Une femme atteint-elle plus rapidement ses limites physiques ? « Au niveau des grosses charges, il y a le Manitou. On ne demande pas beaucoup plus à un homme qu’à une femme. » Certes, il faut aimer travailler au grand air. Marie-Eve Moreau le confirme : « Les intempéries font partie de notre métier. Nous sommes dehors qu’il pleuve, vente ou fasse soleil. » L’an dernier, selon le responsable des vignobles, l’ensemble du groupe n’a compté que 8 jours d’arrêt, en tout et pour tout.
Voilà belle lurette que Francis Bouchereau « ne se prend plus le chou » – selon sa propre expression – pour vouloir absolument recruter un homme. « La parité s’installe partout. Depuis des générations, nos hôpitaux fonctionnent grâce à des escouades d’infirmières. Je suis partie sur l’idée qu’une femme pouvait effectuer le même travail qu’un homme, sans distinction. L’important pour moi, c’est que les personnes soient réactives, que les consignes soient respectées à l’identique et quand il y a problème, que l’on sache me dire : chef ça va pas ! Vie professionnelle et vie personnelle sont deux choses bien distinctes, à ne pas mélanger. »
Le responsable de l’encadrement reconnaît pourtant que l’emploi de personnel féminin nécessite de savoir gérer quelques petits détails. Il les énonce de manière très simple : « Il convient de prévoir les pauses pipi. Pour une femme, c’est un peu moins simple que pour un homme qui p… debout. Quand on achète des combinaisons de travail, il faut choisir le bon modèle, celui où la poitrine entre facilement sans que le pantalon soit trop grand au niveau des fesses. Ces choses-là, il faut être assez intelligent pour les comprendre. Comme de comprendre qu’une femme ne sera pas à 100 % de son efficience si elle a mal au ventre. Mais un époux sait cela. »
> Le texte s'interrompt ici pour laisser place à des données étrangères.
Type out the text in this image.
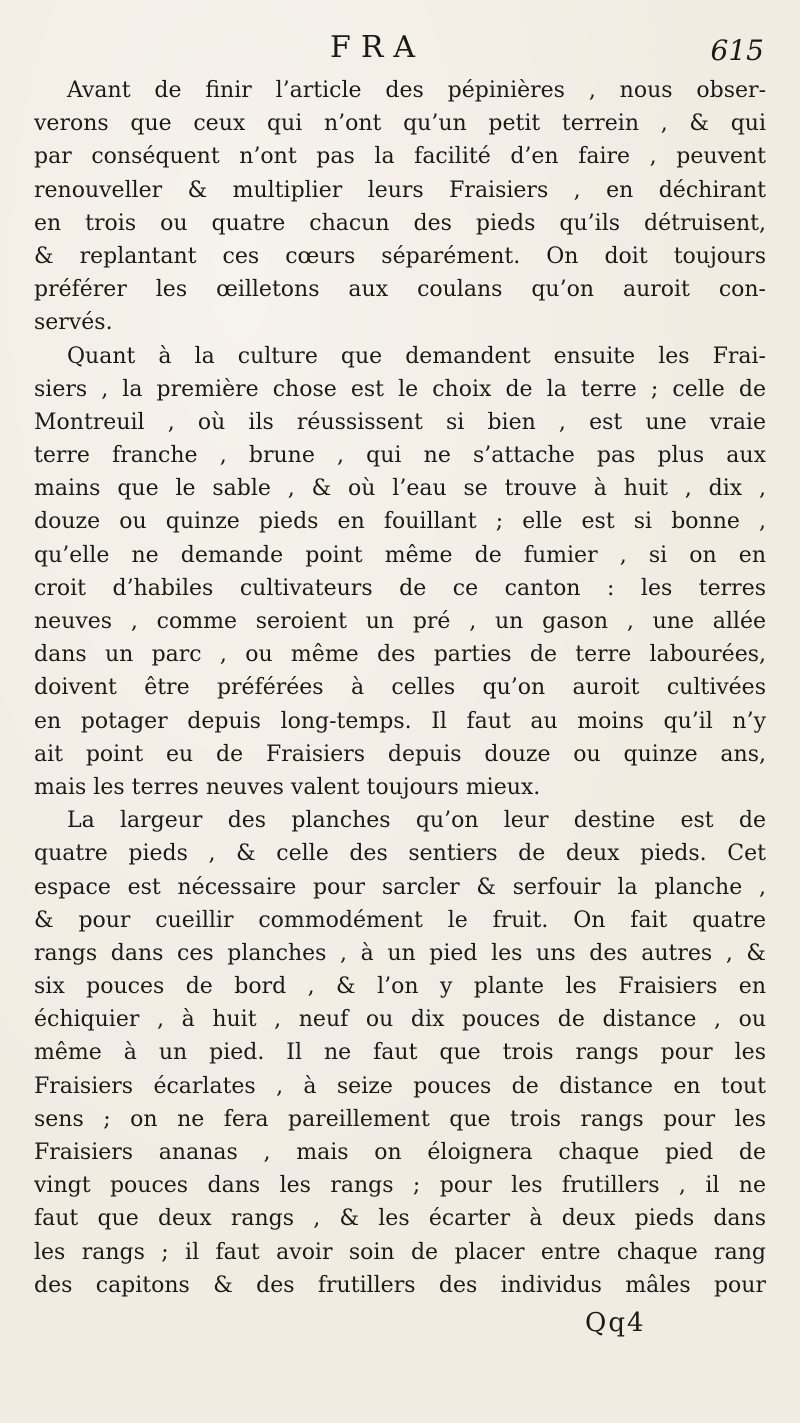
FRA	615
Avant de finir l’article des pépinières , nous obser-
verons que ceux qui n’ont qu’un petit terrein , & qui
par conséquent n’ont pas la facilité d’en faire , peuvent
renouveller & multiplier leurs Fraisiers , en déchirant
en trois ou quatre chacun des pieds qu’ils détruisent,
& replantant ces cœurs séparément. On doit toujours
préférer les œilletons aux coulans qu’on auroit con-
servés.
Quant à la culture que demandent ensuite les Frai-
siers , la première chose est le choix de la terre ; celle de
Montreuil , où ils réussissent si bien , est une vraie
terre franche , brune , qui ne s’attache pas plus aux
mains que le sable , & où l’eau se trouve à huit , dix ,
douze ou quinze pieds en fouillant ; elle est si bonne ,
qu’elle ne demande point même de fumier , si on en
croit d’habiles cultivateurs de ce canton : les terres
neuves , comme seroient un pré , un gason , une allée
dans un parc , ou même des parties de terre labourées,
doivent être préférées à celles qu’on auroit cultivées
en potager depuis long-temps. Il faut au moins qu’il n’y
ait point eu de Fraisiers depuis douze ou quinze ans,
mais les terres neuves valent toujours mieux.
La largeur des planches qu’on leur destine est de
quatre pieds , & celle des sentiers de deux pieds. Cet
espace est nécessaire pour sarcler & serfouir la planche ,
& pour cueillir commodément le fruit. On fait quatre
rangs dans ces planches , à un pied les uns des autres , &
six pouces de bord , & l’on y plante les Fraisiers en
échiquier , à huit , neuf ou dix pouces de distance , ou
même à un pied. Il ne faut que trois rangs pour les
Fraisiers écarlates , à seize pouces de distance en tout
sens ; on ne fera pareillement que trois rangs pour les
Fraisiers ananas , mais on éloignera chaque pied de
vingt pouces dans les rangs ; pour les frutillers , il ne
faut que deux rangs , & les écarter à deux pieds dans
les rangs ; il faut avoir soin de placer entre chaque rang
des capitons & des frutillers des individus mâles pour
Qq4
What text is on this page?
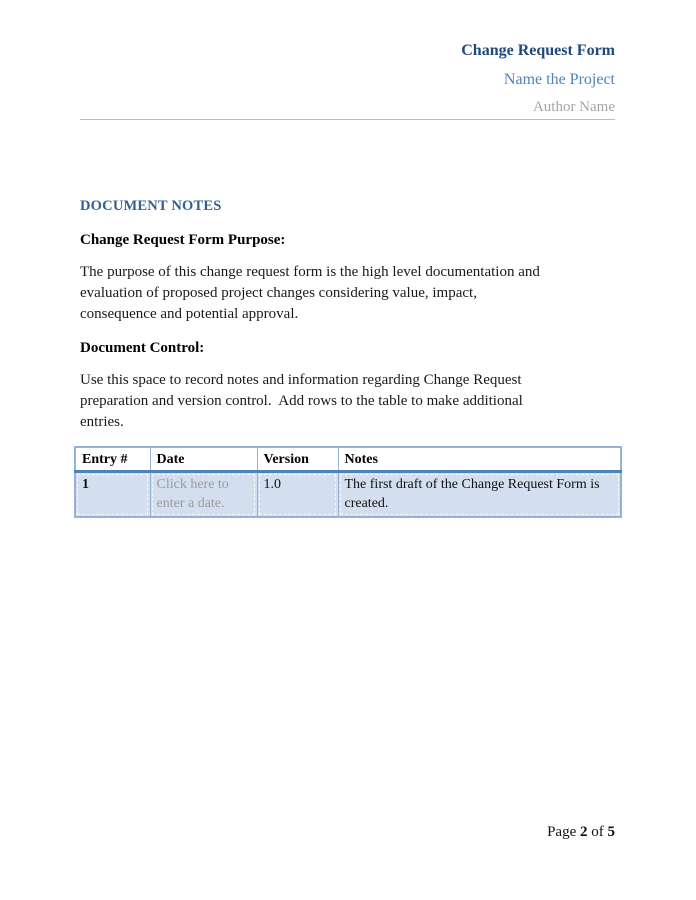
Change Request Form
Name the Project
Author Name
DOCUMENT NOTES
Change Request Form Purpose:

The purpose of this change request form is the high level documentation and
evaluation of proposed project changes considering value, impact,
consequence and potential approval.

Document Control:

Use this space to record notes and information regarding Change Request
preparation and version control.  Add rows to the table to make additional
entries.

Entry #	Date	Version	Notes
1	Click here to enter a date.	1.0	The first draft of the Change Request Form is created.
Page 2 of 5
Depuis quatre ans, Marie-Eve Moreau et son compagnon assurent la campagne de distillation sur la propriété. Une période de quatre mois et demi au cours de laquelle ils vivent au rythme des trois chaudières de 25 hl. Francis Bouchereau les a progressivement initiés aux arcanes de la distillation, stage ORECO à l’appui. Ils ont appris à réaliser la coupe, détecter les défauts et, aux dires du responsable, ils sont intraitables sur les mauvaises odeurs. Pas question de rentrer dans la distillerie avec des chaussures qui sentent mauvais. « Ce serait la révolution dans le pays. On en entendrait parler ! Le vieillissement des eaux-de-vie ne relève pas encore de leur compétence mais la curiosité de Marie-Eve est déjà en éveil. A coup sûr, elle ne laissera pas passer ce nouveau domaine d‘investigation.
Lors du dernier chantier d’insertion réalisé avec l’IREO, Francis Bouchereau a repéré, dans tout le groupe, une personne pour remplacer un salarié sur le départ. Ce sera une femme, qui a trois enfants. C’est elle qu’il a senti la plus débrouillarde et la plus réactive.